For a few weeks, I'm running a series of guest posts from my friends over at That Comic Smell podcast. The pieces are any length, style, whatever. The only brief I gave was to write something about comics. This time around, it's Mike Sedakat.
Imagine the setting, the end of the Cold War, the height of Thatcherism and outrageous styles and fashions! It was 1988, I was 10 years old and spotted a graphic novel based on one of my favourite tv shows – Spitting Image on top of a table in a supermarket. I begged my mum to get me it and she did, thinking that because it was a big comic book alongside stuff like My Little Pony and Care Bear books that it was safe for kids! My parents always let me watch Spitting Image as this really helped my grasp of politics in the 1980s (the show’s absence from today’s satire scene is all too obvious), however, when we got home my mum was outraged to see the extreme nudity, swearing and complete filth which I so easily adored (I was a mischievous schoolboy). She confiscated it and within a few hours I found it on the top shelf of her cupboard. I pinched it back and it remained hidden under my bed for decades (even when I’d moved out of home!).
This book is the work of several comedy geniuses and is a much more honest look of the world back in the late 80s than many a textbook now. Ronald Reagan dressed as a gun-wielding cowboy about to shoot the big pimple off a pensioner’s nose, Jeffrey Archer being shrunk and being plopped out of Thatcher’s bottom and an SAS soldier assassinating characters throughout the book. That said, there is no real overall story to the book, it’s a bit like a Viz comic or an adult version of The Dandy or The Beano. There are many nods to sci-fi here from Restaurant Reviewer John Hurt having a polite alien burst out of his chest to a time traveller who aims to visit Victorian Times, disgusted by the horrendous poverty and corruption only to discover he’s only zoomed a week into the future when he sees Anneka Rice on the telly! Fans of the show would love to see the Robo-cop PC Dimbleby.
The world of comics is represented in the piss-take of popular culture. Tum Tum is a crude adult Tin Tin drawn in the same way. Tum Tum is a complete drunken bastard who would stoop as low as he can to get a scoop. Seeing him pissing on the wall after being chucked out of his flat by his landlord is absolutely hilarious! Judge Deaf is of course a parody of 2000 AD’s favourite lawman, but more scary (imagine Dredd wearing a judge’s wig while riding a bicycle). Deaf’s biggest problem is not being able to hear anything so when someone calls for his help, the Judge shoots him for shouting in a public place! This story is filled with gems such as: “MORNING JUDGE DEAF!” “How dare you call me a moron. Ten years hard labour.” And “Loitering in a public place. I sentence you to death.” “He’s already dead, Judge Deaf. You had him hung a week ago for not knowing the cricket score.”
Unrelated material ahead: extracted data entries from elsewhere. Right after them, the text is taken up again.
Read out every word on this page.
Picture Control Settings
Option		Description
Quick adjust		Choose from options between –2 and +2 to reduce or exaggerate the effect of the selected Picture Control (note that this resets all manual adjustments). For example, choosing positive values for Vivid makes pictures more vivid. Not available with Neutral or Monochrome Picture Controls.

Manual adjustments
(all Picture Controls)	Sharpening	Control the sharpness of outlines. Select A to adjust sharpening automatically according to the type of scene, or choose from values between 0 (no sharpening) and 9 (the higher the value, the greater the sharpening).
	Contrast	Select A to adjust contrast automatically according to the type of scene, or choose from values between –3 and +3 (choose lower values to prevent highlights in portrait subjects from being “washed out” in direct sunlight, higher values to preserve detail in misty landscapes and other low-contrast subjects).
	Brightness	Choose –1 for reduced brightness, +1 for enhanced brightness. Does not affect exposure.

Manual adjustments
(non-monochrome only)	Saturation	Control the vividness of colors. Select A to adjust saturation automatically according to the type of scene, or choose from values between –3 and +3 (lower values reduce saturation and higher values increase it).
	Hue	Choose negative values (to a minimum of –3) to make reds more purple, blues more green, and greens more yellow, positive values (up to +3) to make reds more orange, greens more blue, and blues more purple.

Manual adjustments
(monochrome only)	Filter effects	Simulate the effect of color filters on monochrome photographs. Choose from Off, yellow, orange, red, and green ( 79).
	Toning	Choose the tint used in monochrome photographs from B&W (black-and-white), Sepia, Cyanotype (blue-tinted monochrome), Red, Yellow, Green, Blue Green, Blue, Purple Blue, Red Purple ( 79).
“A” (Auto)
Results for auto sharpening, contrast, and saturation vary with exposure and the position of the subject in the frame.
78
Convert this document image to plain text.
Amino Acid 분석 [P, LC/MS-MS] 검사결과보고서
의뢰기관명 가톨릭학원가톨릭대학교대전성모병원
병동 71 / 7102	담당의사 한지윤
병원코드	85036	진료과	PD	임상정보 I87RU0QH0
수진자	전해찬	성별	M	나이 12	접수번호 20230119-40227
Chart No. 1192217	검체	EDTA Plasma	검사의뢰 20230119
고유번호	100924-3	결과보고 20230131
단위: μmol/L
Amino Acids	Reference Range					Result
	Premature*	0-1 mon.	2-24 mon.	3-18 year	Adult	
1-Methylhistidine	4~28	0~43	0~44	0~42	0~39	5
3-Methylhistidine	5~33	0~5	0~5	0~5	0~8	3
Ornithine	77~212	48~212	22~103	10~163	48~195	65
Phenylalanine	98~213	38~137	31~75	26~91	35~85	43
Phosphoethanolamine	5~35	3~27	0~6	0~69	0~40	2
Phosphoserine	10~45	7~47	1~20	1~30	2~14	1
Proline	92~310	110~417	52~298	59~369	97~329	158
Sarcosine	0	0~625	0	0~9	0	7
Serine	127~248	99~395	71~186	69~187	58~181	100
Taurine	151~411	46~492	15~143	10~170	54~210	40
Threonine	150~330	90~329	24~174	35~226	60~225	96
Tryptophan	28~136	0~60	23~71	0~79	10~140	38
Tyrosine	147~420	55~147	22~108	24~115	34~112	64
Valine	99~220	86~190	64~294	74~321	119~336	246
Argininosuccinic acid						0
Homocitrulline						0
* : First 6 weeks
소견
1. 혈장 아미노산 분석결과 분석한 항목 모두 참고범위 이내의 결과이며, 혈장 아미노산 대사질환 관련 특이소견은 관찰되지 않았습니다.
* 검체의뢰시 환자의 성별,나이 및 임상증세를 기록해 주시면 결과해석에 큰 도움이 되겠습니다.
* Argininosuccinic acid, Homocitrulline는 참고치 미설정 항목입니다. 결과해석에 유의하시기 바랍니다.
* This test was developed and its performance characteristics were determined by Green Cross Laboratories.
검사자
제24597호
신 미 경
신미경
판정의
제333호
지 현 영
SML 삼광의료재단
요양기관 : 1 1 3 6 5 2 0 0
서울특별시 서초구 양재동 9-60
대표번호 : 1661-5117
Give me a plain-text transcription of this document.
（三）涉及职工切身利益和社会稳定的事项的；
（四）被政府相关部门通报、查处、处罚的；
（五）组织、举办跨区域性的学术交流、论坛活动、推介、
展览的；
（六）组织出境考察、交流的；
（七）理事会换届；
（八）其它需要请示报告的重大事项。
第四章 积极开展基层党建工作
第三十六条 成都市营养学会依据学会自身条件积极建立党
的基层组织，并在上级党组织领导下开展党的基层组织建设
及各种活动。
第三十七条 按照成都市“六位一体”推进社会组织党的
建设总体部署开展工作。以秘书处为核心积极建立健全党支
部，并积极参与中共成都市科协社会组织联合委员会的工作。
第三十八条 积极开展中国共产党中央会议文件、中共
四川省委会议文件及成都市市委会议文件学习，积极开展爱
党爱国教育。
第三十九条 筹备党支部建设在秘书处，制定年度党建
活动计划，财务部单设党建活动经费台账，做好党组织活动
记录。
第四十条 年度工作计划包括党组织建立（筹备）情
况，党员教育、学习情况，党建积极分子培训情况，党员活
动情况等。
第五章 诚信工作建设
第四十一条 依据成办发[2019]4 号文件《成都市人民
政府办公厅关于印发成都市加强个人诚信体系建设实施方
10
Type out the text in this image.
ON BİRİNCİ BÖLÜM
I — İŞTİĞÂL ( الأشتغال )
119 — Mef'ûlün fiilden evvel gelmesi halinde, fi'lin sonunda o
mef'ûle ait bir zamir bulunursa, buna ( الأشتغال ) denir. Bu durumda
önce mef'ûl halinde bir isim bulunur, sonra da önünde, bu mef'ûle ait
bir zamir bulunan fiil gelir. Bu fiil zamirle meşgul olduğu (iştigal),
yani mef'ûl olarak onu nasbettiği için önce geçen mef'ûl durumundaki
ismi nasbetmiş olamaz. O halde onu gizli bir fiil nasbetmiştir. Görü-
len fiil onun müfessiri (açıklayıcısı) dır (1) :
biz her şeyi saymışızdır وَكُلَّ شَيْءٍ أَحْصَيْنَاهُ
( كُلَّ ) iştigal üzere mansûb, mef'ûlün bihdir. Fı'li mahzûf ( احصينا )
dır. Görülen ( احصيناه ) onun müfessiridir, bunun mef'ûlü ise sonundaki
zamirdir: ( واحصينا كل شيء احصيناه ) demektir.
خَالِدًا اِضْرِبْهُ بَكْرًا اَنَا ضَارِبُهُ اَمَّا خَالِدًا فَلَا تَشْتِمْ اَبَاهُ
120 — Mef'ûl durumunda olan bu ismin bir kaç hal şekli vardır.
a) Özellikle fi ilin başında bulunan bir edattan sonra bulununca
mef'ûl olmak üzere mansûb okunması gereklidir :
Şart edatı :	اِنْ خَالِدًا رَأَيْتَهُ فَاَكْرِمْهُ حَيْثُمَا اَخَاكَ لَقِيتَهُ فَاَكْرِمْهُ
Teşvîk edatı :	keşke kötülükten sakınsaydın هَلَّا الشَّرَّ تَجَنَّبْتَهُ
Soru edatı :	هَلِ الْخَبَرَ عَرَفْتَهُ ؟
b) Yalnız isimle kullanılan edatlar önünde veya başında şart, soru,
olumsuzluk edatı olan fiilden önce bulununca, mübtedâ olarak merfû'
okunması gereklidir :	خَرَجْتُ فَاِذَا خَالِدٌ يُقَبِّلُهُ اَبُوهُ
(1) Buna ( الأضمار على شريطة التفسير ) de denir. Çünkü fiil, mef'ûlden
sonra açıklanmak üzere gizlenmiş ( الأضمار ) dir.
Johnny Onejoke is based on a combination of Dennis the Menace and I think a real comedian who I haven’t been able to figure out yet! The Transformers are taken the mickey out of by the Merchandisors TM. No story, just a bunch of robots that want to fight each other for absolutely no reason at all! Sound familiar? The appearance of each robot is signified with the price of the toy version. Dare I say that Superman is er,,,, parodied by the show’s version of God. This has to be the bravest (or most reckless depending on your point of view) story in the whole book! The Adventures of GOD The Ultimate Super-Hero shows disasters about to happen such as a train crash, a plane crash, the Chernobyl eruption and mass famine with people crying out for God to help them before they perish. The show’s version of God appears in the last caption (dressed like a super-hero) stating that having given mankind free will, it would be wrong to interfere. I’m not sure if given the current social climate if a book like this would be released again. I could be wrong.
All in all, Spitting Image: The Giant Komic Book is certainly a good laugh over most of its pages plus it is a no-holds-barred piss-take on everyone in the spotlight at the time. There are some extremely controversial stories, but mostly it’s a well-informed look at politics and popular culture in the 1980s and I wish the show would return to our television sets soon.